Der Mensch

Das pensionierte Ehepaar Hellene und Sigurt Reichmann mit ihren Freunden Alexa und Ralf auf der Terrasse des Parkhotel am Soiener See

H: (nach einem Schluck Kaffee) Schöner kann die Welt doch nirgendwo sein, oder?

R: Schwer vorstellbar, Hellene. Beruflich bin ich ja viel unterwegs, aber eine schönere Landschaft und eine angenehmere Atmosphäre habe ich eigentlich noch nirgendwo erlebt.

A: Ja, Ralf. Fast jedes Mal, wenn du wieder nach Hause kommst, höre ich von dir zuerst, welche unguten Erlebnisse du hattest.

H: Und das sind dann wohl meistens Erlebnisse mit den Menschen, oder?

R: Ja. … Okay, ich bin auch schon wegen einem Taifun einige Tage in Indonesien hängengeblieben.

S: Und schlägt man die Zeitung auf, stößt man dort in erster Linie auf negative Ereignisse, die von Menschen ausgelöst wurden.

H: Aber auch immer wieder auf Positives, für das der Mensch verantwortlich ist, Sigurt.

S: Stimmt, Helly.

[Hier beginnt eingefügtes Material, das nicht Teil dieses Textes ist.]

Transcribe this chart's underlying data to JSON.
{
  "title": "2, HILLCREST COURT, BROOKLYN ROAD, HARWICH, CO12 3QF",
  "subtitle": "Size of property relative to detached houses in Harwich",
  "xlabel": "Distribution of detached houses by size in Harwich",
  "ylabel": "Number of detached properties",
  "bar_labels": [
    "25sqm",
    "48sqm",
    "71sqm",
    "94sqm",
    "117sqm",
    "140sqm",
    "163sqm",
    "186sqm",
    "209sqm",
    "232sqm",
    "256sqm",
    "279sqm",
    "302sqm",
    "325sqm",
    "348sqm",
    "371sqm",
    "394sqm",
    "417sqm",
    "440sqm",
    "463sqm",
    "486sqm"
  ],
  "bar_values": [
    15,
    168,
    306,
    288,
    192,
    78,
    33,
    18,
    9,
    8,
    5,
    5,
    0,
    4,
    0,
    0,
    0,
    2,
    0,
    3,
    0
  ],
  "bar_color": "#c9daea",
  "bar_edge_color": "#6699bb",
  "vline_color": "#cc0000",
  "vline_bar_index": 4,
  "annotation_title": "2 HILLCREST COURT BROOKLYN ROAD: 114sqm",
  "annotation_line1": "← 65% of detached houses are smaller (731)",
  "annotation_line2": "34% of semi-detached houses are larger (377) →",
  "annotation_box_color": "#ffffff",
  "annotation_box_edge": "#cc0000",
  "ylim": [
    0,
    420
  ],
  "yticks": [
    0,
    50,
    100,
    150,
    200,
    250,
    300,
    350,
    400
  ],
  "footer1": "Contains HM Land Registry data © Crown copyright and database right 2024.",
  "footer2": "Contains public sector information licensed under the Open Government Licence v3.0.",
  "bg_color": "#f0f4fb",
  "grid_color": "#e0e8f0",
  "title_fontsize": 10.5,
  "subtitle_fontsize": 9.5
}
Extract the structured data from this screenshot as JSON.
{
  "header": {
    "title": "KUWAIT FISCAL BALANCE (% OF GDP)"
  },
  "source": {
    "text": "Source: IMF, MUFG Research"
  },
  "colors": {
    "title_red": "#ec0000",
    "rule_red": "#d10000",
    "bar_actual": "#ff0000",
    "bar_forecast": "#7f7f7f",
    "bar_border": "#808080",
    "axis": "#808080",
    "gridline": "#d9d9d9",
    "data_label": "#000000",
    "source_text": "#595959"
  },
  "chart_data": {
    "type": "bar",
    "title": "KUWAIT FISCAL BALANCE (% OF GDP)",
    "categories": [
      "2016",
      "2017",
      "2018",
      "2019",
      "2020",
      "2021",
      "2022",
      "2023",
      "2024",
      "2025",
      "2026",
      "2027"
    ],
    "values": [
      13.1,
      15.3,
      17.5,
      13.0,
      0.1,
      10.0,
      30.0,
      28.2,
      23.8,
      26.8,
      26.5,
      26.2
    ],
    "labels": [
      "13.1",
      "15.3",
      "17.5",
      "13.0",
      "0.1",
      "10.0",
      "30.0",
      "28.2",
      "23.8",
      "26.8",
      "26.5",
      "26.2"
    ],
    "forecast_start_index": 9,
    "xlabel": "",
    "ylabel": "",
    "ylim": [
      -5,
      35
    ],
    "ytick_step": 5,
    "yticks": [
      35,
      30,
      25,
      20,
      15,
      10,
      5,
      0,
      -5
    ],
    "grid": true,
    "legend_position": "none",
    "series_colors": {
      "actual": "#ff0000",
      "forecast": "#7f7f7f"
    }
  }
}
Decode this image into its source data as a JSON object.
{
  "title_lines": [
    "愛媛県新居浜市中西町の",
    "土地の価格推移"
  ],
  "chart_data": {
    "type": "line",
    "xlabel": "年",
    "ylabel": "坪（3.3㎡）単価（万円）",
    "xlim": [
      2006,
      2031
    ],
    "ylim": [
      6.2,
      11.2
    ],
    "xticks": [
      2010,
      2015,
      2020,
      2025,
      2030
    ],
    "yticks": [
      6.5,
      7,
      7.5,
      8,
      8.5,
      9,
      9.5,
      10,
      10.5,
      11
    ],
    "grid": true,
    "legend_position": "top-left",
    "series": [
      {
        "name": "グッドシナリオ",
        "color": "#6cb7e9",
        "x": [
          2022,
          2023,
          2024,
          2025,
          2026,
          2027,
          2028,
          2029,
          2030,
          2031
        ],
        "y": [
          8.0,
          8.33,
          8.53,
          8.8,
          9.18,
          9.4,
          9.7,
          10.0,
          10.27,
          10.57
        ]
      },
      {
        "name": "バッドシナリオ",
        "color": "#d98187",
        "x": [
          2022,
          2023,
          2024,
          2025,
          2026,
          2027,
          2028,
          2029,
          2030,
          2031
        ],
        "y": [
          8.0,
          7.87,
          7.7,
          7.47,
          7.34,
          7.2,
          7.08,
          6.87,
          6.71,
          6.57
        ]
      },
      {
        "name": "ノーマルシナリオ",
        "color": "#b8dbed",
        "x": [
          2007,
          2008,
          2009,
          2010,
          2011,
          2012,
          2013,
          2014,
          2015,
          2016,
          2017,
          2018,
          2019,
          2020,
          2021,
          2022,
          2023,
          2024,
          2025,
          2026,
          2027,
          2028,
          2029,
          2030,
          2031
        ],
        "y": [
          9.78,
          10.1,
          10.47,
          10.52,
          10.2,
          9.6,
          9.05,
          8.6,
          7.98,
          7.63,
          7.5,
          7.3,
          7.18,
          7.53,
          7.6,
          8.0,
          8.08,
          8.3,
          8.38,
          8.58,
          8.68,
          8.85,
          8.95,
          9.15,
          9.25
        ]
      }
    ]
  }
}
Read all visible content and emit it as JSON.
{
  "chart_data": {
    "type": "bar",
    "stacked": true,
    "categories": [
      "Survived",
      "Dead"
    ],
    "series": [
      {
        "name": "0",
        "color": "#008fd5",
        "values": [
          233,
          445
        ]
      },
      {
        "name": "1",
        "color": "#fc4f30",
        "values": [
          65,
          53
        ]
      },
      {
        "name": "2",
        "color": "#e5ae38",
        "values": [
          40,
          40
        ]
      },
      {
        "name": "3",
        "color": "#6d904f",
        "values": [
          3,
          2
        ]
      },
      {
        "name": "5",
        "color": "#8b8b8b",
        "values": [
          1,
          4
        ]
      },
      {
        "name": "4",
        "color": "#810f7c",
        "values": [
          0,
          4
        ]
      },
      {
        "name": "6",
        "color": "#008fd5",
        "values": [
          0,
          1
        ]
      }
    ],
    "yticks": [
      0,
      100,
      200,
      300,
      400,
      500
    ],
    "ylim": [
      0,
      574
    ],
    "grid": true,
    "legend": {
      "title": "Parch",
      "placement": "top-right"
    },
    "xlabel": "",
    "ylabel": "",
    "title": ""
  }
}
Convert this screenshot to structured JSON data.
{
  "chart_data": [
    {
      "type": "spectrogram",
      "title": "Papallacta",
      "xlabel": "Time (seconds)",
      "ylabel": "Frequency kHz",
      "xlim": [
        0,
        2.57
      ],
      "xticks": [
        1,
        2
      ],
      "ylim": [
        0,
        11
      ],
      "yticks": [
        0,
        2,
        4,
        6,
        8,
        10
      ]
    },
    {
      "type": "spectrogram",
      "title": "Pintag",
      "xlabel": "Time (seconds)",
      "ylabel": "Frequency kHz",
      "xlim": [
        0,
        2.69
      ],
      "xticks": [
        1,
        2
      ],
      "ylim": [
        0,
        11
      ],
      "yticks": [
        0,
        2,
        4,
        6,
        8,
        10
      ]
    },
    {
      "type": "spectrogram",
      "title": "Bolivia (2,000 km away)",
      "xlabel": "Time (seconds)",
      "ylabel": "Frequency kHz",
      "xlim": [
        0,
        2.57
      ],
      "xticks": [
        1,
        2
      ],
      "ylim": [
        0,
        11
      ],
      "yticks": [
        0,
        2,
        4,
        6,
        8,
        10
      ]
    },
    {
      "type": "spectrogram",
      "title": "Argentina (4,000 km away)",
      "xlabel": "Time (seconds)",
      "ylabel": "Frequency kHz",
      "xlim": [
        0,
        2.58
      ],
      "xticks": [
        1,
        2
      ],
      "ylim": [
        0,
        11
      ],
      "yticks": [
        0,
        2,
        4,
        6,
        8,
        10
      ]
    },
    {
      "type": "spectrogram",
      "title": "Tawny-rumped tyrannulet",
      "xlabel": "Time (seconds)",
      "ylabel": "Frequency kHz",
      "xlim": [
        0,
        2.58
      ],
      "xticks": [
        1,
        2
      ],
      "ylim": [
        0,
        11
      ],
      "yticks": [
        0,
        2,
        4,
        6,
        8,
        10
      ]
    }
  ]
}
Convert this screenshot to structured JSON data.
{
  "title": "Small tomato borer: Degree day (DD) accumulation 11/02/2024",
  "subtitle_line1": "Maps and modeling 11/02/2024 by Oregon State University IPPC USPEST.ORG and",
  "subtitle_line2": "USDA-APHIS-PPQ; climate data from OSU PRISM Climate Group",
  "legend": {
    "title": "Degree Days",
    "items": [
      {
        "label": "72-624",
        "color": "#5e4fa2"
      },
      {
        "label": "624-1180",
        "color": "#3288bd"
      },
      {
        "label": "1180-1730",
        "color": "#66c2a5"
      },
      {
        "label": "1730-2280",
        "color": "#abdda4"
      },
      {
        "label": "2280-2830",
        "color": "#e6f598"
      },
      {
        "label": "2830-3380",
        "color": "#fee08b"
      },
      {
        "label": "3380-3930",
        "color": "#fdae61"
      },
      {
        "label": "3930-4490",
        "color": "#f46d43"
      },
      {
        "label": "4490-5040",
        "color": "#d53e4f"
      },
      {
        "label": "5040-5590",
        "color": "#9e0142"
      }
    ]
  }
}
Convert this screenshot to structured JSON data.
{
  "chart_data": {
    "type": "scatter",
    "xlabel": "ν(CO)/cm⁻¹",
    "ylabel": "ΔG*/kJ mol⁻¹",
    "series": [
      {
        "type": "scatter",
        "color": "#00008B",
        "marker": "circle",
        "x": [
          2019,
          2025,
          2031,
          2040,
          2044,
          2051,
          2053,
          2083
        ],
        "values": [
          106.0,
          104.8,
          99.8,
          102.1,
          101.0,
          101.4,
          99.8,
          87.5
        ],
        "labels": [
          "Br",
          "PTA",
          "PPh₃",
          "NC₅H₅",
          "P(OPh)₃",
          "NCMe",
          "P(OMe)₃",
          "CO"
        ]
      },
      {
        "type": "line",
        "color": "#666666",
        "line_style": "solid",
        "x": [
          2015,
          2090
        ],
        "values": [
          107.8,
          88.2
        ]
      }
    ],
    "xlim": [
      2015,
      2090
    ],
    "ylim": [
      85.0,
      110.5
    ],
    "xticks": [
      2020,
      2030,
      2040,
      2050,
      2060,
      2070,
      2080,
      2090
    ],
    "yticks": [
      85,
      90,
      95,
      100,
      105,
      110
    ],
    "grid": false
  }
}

Aber wir Menschen sind schon eine ganz spezielle Spezies.

A: Ohne Zweifel, Sigurt. Da waren Mozart und Beethoven, da waren Kopernikus und Einstein; und da waren auf der anderen Seite Hitler und Stalin, und heute sind da Putin und Assad. Also, Freunde, leicht ist das nicht zu verstehen.

H: Ja, Alex. Und man kann diese zweigliedrige Reihe schier ohne Ende fortsetzen. Und so fragt man sich sogar an einem so traumhaften Tag wie heute und an einem so wunderschönen Fleck Erde, wieso uns die Natur so angelegt hat.

R: Vielleicht, weil die Natur selbst so angelegt ist, Hellene.

A: Mann, Ralf, das ist jetzt aber ein wahrhaft kapitaler Gedanke, Respekt!

S: Die Natur? Viele, ja sogar hochkarätige Wissenschaftler, reden von einem Schöpfer, der uns über eine lange Strecke geschaffen hat.

R: Jetzt wird es schwierig, Leute. Für mich ist alleine der Mensch schon ein zu schwieriges Thema, und somit ist mir so etwas wie ein Schöpfer viel zu weit weg, wenn ich ehrlich bin.

H: Der Schöpferglaube birgt davon abgesehen die Gefahr in sich, dass der einzelne Mensch die Verantwortung für sein Handeln und Verhalten nur zu gerne an seinen Schöpfer weiterreicht.

S: Da ist was dran, Helly. Der kleine Mann gestaltet möglicherweise sein Leben nicht selten von dieser Plattform aus, aber ganz sicher eben Leute wie Putin und Assad, die wohl auch noch glauben, einen Sendungsauftrag erfüllen zu müssen.

A: Herrgott Leute, welche Gedanken überfallen uns ausgerechnet hier und heute, ich bin ganz hin und weg!

H: (schaut über den See zu den Gipfeln des Ammergebirges und dann hinauf zum schon herbstlich blauen Himmel) Vielleicht schickt sie uns der da oben. Am Ende gibt es ihn ja doch.

R: Du meinst den Christengott, oder? Also, Hellene, der Gottglaube ist mir besonders suspekt bzw. die diversen Religionen mitsamt ihren Göttern, die sich außerdem so gar nicht vertragen wollen.

H: Kein Widerspruch, Ralf. Aber leider sehe ich keine überzeugende Alternative am Horizont auftauchen.

R: Du, mein Beruf führt mich ja in alle Welt. Gott sei Dank bin ich dabei auch immer wieder auf Menschen gestoßen, die die Meinung vertreten, dass der gesamte Erdball von einer Denkrichtung durchzogen ist, die ein friedfertiges Zusammenleben der Menschen untereinander und mit der Natur anstrebt. Und so hoffe ich, dass sich dieses Denken irgendwann durchsetzen wird.

H: (nach einem Blick in die Runde) Ralf, dieser Hoffnung kann man sich nur anschließen.